The mechanism of action is still not well understood, but it is thought our Western diet with its high ratio of omega-6 to omega-3 fatty acids may be the culprit in promoting allergic tendencies. EPA and DHA, found in fatty fish, help to modulate our immune system and adjust an overactive immune response (2). Less food allergies were observed in infants when their mothers took a fish oil supplement during pregnancy and for the first months of breast-feeding (3). In addition, a positive correlation was found between high levels of these fishy, fatty acids in breast milk and less allergic disease in children at 18 months (2).
Furthermore, a randomized, placebo-controlled trial in 2009 by Swedish researchers examined 145 pregnant women who either personally had allergies, or had a husband, or previous child with allergies. Fish oil supplements or a placebo were given to them from the 25th week of pregnancy through the first few months of breast-feeding. Results? Babies of mothers taking the omega-3 fish oil had less food allergies and itchy eczema compared with the placebo group (4).
Presently only 20% of pregnant women in the U.S. are using a prenatal marine–based supplement. Since introducing EPA and DHA into the diet before the age of nine months could reduce the incidence of allergic related diseases in babies, it seems it would be a wise recommendation for pregnant women to increase their intake of these fishy fats. Ultimately, the promotion of easier, nutrition-based intervention should help us make real strides in the most important goal—healthier babies.
1. Alm B, Åberg N, Erdes L, et al. Early introduction of fish decreases the risk of eczema infants. Arch Dis Child. 2009;94(1): 11-15.
2. Duchén K, Casas, R, Fageras-Böttcher M, Yu G, Björkstén B. Human milk polyunsaturated long-chain fatty acids and secretory immunoglobulin-A antibodies and early childhood allergy. Pediatr Allergy Immunol. 2000;11 (1): 29-39.

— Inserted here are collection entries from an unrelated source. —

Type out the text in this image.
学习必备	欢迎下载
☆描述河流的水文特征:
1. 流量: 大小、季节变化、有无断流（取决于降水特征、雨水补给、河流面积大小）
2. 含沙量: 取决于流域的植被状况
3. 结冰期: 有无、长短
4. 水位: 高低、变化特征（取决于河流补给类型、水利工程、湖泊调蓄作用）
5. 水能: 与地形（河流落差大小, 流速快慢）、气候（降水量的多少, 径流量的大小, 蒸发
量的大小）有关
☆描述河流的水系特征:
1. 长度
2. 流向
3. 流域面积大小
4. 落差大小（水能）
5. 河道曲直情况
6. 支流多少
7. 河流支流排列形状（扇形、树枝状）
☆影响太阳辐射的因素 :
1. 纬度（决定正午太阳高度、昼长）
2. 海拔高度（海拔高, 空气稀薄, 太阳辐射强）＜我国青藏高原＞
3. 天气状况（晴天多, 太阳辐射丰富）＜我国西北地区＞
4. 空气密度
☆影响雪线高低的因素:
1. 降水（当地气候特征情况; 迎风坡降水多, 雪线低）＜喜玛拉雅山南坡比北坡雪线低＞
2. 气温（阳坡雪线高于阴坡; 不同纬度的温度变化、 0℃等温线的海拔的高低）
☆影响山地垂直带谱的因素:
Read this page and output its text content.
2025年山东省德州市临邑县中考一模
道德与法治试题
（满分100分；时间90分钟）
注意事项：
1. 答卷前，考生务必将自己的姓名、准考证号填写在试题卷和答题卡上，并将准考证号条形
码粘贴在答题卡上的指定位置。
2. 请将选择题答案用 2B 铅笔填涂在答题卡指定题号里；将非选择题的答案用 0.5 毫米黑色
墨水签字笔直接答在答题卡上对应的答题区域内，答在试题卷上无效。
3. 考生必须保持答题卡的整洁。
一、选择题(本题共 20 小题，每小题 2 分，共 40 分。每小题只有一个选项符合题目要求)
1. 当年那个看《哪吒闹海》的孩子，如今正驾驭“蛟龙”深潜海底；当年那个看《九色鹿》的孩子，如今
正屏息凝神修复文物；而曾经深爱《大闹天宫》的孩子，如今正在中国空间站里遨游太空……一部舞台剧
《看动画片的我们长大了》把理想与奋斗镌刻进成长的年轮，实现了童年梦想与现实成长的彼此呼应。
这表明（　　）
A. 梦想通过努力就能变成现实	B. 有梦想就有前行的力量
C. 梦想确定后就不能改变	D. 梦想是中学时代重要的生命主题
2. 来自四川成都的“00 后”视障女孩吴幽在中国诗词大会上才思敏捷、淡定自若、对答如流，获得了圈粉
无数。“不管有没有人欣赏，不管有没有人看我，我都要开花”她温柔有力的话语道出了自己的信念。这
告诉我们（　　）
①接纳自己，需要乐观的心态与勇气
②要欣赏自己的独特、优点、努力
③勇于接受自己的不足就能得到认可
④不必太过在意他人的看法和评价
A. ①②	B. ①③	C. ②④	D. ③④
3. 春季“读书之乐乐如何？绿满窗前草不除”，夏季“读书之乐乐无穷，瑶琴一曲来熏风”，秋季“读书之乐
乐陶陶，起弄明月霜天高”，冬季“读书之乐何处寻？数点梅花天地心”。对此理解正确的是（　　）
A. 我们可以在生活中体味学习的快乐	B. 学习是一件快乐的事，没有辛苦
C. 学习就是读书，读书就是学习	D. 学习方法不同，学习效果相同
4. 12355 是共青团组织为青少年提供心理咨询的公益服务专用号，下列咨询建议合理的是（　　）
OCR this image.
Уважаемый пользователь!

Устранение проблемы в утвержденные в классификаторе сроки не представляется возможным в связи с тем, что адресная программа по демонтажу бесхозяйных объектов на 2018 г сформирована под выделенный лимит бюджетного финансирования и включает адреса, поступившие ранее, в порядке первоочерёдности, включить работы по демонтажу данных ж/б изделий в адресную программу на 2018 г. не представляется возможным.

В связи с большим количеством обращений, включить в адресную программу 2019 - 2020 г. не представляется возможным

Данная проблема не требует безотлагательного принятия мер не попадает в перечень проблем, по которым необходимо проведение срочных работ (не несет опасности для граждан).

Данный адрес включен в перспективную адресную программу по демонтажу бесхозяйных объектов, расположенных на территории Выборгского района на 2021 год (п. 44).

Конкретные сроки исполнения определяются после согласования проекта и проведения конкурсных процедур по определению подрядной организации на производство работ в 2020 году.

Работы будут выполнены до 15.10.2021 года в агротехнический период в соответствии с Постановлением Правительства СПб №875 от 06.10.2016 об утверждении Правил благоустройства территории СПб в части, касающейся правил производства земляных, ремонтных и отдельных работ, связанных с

3. Birch EE. Khoury JC, Berseth CL, et al. The impact of early nutrition on incidence of allergic manifestations and common respiratory illnesses in children. J Pediatr. 2010;156 (6): 902-906.
4. Furahjelm C, Warstedt C, Larsson J, et al. Fish oil supplementation in pregnancy and lactation may decrease the risk of infant allergy. Acta Paediatr. 2009;98 (9): 1461-1467.